Creativity in the Mourning

Yesterday began well. I had a big to-do list – and felt inspired when I created it. I had planned to glean through my old journals, work on articles for my creativity coaching business, make strides in some of my projects-for-hire. But instead I spent the day making soup, watering plants, contacting family and friends… I don’t usually accomplish everything on my to-do list but I rarely completely ignore it. What the heck was wrong with me?
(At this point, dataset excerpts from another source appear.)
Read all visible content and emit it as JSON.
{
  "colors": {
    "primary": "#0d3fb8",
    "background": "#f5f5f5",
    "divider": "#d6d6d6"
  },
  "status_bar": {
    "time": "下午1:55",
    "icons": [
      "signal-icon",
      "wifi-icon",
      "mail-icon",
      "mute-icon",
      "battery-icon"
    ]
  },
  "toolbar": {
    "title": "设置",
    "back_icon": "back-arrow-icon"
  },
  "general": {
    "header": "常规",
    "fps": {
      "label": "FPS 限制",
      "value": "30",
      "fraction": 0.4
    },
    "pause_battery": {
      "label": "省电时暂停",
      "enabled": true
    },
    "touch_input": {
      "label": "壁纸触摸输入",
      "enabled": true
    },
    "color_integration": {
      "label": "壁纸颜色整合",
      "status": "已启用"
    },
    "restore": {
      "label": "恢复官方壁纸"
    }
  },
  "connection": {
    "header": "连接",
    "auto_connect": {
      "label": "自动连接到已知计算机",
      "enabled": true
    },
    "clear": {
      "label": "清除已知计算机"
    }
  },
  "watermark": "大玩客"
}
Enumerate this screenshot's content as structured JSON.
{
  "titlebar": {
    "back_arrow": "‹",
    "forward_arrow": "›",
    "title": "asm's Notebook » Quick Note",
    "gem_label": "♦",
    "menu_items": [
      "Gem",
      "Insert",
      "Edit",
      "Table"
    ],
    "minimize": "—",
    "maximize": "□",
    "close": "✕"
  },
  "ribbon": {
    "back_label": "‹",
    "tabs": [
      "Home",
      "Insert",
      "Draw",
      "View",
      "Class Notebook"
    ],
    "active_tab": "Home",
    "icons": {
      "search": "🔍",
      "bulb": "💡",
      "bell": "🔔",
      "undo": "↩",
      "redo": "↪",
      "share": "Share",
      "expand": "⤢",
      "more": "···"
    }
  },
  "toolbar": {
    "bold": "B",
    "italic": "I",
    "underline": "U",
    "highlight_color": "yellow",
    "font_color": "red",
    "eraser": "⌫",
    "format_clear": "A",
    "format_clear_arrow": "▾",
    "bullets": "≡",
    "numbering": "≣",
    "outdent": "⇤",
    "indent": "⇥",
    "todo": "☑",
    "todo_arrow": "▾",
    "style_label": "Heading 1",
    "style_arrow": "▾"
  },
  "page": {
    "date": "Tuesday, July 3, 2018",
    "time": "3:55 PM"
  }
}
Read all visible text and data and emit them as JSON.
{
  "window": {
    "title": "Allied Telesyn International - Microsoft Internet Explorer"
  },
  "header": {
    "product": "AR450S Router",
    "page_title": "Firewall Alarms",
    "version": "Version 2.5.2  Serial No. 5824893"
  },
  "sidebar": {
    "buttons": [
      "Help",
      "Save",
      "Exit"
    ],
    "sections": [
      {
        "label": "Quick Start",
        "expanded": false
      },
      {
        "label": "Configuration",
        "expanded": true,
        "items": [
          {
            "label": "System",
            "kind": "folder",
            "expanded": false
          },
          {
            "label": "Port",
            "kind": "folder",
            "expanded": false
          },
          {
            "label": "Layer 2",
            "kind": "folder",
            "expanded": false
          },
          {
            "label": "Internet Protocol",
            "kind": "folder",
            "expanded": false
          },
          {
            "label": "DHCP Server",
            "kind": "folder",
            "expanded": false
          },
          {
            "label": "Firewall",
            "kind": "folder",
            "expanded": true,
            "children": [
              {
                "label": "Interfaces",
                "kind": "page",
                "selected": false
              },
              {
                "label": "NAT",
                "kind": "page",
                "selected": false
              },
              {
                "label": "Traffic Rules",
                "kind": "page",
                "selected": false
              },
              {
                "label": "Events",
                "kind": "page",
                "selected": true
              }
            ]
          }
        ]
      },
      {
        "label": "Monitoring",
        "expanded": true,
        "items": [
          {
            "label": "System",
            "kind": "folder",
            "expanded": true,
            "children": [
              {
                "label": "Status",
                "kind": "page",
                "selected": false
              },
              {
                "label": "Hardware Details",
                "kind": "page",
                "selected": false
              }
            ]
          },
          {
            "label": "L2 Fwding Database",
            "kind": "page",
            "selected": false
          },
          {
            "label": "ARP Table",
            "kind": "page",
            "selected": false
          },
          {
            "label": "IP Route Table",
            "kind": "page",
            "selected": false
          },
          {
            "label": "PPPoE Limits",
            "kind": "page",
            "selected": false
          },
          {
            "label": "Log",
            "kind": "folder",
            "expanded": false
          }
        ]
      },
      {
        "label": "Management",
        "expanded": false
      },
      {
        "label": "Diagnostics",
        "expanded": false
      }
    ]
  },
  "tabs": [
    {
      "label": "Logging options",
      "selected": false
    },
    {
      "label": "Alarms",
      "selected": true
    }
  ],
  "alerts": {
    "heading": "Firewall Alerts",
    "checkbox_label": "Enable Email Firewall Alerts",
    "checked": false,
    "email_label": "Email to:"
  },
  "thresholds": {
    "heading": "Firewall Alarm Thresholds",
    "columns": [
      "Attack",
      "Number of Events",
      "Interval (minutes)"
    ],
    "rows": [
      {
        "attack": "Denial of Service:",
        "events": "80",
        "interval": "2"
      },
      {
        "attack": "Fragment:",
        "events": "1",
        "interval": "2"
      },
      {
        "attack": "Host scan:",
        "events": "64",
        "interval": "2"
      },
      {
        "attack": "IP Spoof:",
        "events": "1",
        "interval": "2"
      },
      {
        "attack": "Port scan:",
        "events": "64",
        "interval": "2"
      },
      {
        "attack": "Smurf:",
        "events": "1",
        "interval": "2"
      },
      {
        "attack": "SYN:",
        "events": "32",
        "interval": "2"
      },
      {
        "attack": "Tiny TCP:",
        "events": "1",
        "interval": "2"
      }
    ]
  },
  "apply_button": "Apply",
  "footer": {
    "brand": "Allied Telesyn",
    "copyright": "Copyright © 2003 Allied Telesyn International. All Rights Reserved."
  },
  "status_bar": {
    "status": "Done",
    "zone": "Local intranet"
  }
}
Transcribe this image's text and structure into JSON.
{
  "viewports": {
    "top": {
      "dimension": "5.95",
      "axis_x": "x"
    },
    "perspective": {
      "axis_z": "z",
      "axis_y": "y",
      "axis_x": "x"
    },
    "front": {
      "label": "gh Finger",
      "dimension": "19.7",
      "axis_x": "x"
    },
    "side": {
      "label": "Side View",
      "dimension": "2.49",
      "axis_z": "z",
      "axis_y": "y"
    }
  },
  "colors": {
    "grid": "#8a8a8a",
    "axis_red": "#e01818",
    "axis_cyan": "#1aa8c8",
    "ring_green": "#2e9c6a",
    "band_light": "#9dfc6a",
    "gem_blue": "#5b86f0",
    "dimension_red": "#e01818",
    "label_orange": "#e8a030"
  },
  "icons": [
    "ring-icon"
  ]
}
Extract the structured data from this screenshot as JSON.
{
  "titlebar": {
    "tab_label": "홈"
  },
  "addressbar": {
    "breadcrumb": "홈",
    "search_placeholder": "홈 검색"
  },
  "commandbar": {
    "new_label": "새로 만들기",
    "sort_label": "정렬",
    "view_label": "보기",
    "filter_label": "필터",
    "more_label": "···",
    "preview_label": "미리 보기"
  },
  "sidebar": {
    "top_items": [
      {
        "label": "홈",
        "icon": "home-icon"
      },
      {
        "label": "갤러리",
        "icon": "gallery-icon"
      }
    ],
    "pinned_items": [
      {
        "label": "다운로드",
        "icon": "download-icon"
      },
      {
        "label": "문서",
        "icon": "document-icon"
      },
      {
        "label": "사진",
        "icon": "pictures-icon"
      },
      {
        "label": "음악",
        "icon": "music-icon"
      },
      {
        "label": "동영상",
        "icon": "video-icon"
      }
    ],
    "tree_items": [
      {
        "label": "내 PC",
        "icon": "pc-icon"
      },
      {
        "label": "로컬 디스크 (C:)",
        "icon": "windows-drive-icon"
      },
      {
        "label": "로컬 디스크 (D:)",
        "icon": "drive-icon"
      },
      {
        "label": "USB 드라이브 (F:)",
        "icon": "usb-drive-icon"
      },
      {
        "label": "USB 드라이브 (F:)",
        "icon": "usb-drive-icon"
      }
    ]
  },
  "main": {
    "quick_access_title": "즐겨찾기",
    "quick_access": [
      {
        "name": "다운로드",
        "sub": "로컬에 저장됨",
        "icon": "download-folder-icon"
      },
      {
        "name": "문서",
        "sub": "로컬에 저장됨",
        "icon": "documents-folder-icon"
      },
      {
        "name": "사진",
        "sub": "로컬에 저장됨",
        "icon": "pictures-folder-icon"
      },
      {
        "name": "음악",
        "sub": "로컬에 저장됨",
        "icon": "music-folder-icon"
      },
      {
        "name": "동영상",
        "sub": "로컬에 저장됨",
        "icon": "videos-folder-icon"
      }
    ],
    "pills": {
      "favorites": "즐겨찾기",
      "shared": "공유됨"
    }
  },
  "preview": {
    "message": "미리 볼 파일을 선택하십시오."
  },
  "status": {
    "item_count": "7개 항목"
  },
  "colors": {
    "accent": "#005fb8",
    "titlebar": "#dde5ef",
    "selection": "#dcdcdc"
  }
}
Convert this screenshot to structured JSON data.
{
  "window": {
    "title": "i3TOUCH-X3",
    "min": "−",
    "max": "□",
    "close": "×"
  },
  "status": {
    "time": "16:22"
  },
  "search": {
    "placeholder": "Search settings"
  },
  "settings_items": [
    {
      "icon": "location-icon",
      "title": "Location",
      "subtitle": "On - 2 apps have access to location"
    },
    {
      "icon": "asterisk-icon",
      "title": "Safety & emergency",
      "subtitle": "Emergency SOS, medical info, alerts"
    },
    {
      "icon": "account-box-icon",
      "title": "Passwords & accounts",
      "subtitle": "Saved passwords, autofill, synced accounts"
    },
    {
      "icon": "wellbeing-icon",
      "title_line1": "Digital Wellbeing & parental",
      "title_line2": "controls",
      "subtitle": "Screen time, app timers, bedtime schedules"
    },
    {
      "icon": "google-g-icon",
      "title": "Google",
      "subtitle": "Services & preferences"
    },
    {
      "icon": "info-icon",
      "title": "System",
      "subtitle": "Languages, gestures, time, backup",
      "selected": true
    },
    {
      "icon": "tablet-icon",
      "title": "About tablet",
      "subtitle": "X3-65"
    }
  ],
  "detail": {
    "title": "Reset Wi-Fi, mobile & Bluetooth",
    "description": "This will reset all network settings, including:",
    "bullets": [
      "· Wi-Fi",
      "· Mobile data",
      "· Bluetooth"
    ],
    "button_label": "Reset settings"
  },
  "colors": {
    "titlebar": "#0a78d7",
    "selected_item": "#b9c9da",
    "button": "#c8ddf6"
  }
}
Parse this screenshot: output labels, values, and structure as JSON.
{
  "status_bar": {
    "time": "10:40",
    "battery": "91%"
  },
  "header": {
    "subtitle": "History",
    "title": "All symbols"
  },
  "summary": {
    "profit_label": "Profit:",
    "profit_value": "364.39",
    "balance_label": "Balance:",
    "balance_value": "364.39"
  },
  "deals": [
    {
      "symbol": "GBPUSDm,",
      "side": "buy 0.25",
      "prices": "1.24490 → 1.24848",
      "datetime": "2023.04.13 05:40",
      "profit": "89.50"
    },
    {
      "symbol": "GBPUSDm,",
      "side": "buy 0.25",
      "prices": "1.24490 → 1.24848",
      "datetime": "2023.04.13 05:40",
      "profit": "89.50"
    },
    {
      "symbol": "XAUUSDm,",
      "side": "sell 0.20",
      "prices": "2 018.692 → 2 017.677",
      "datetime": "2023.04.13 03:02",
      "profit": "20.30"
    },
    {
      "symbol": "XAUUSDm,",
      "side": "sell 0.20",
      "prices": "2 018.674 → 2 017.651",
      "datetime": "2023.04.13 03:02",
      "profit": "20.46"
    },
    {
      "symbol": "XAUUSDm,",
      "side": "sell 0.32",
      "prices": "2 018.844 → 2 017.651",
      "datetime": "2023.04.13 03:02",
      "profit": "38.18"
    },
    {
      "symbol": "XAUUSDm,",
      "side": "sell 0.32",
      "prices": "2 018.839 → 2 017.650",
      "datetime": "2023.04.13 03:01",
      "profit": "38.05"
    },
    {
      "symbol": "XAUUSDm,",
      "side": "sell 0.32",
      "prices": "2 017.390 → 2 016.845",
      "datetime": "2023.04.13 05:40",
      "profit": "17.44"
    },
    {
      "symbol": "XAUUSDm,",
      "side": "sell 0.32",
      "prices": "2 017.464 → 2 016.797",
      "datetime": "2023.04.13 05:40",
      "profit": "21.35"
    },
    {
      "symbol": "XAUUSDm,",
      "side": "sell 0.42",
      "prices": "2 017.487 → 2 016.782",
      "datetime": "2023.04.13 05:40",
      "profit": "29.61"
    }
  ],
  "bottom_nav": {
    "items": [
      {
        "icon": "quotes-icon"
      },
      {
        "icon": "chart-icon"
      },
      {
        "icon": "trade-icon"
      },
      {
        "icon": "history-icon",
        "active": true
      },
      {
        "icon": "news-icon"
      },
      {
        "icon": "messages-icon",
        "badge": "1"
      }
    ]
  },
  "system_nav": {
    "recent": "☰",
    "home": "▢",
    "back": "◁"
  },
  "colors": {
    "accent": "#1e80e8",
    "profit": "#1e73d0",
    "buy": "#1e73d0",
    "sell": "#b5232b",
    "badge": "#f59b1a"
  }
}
Then I remembered that Abdul died. Taken away without warning by a heart attack at age 64. Abdul, the patron saint of used car owners as I used to call him, had kept each of my ancient cars on the road for the past 20 years – Harriet the Honda, Tallulah the Toyota, Tina the Toyota… “Only two cars,” Abdul would often say, “Honda or Toyota.” The only two makes worth having. He was barely five feet tall and his motor was always running. He never overcharged me, he never made me feel stupid for being mechanically dyslexic, and he never let me down. He was savvy, efficient, and sharp as a tack. A shy, humble man of few words who ended conversations before they had barely begun, his good heart resounded like a temple bell and still does. His heart tolled his love and pride for his family, his gratitude for and pride in his home, his caring for me and his other clients. His heart tolled so loudly that his bereaved family has been besieged by visitors and well-wishers, and my mother who’d never met him, upon hearing of his death, felt as though she’d lost him too.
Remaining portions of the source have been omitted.